Lula não mencionou as críticas. Disse que Mangabeira tem a missão de pensar o Brasil até 2022 - quando o país completará 200 anos de Independência - mas não dispensou elogios.

- Meu caro companheiro Mangabeira, quero que você saiba, e os outros ministros serão testemunhas disso, que você terá todo o meu apoio.

O vice-presidente José Alencar e o senador Marcelo Crivella, do PRB, partido de Mangabeira, negaram o constrangimento na posse, adiada três vezes.

Mangabeira, professor de Harvard há quase 40 anos, fez um discurso pomposo e assumiu o pensamento do próprio Lula de que a população não se deixou influenciar na eleição.

- O povo pobre e trabalhador não deixou que lhe formassem o juízo, ao rejeitar tutelas, reconciliou-se consigo mesmo. O acontecimento mais importante ocorrido nos últimos 50 anos da vida brasileira é o surgimento de uma nova vanguarda, vinda de baixo, de emergentes e batalhadores.
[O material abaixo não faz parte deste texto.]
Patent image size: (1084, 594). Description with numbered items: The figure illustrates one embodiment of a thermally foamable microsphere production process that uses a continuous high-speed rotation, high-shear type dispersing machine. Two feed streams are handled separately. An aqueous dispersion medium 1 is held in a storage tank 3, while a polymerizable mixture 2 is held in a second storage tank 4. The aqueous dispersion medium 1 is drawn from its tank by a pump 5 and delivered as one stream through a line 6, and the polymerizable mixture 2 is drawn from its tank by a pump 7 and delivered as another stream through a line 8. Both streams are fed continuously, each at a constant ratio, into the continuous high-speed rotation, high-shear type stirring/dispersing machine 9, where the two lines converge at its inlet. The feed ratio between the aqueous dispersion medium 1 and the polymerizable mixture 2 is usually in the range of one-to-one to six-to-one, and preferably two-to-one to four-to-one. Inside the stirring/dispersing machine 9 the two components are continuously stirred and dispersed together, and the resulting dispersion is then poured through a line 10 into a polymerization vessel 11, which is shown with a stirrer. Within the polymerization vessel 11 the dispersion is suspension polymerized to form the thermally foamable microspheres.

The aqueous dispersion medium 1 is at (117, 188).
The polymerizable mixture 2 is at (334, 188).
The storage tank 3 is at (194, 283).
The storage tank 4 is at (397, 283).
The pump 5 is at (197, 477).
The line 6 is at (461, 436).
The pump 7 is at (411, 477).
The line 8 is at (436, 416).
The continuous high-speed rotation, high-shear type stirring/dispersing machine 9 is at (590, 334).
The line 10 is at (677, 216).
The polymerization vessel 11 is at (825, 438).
"Os sinais são de que o Ipea continuará com liberdade"

Outro problema do Planalto foi a resistência do Ipea de sair do Ministério do Planejamento e passar a ser subordinado a Mangabeira. Para evitar conflito, a instituição recebeu a garantia de que não haverá interferência política.

- O Ipea sempre foi uma instituição voltada para pensar o futuro. Por isso, uma pasta com essas atribuições tem tudo a ver com a nossa história. O Mangabeira teve a gentileza de reiterar a autonomia do Ipea. Todos os sinais são de que o Ipea continuará com liberdade - disse o presidente do Ipea, Luiz Henrique Proença Soares.

Apesar da posse, a avaliação no governo é de que o discurso não solucionou os passivos do professor. A expectativa era que Mangabeira desse uma entrevista, mas ele negou-se a falar com os jornalistas.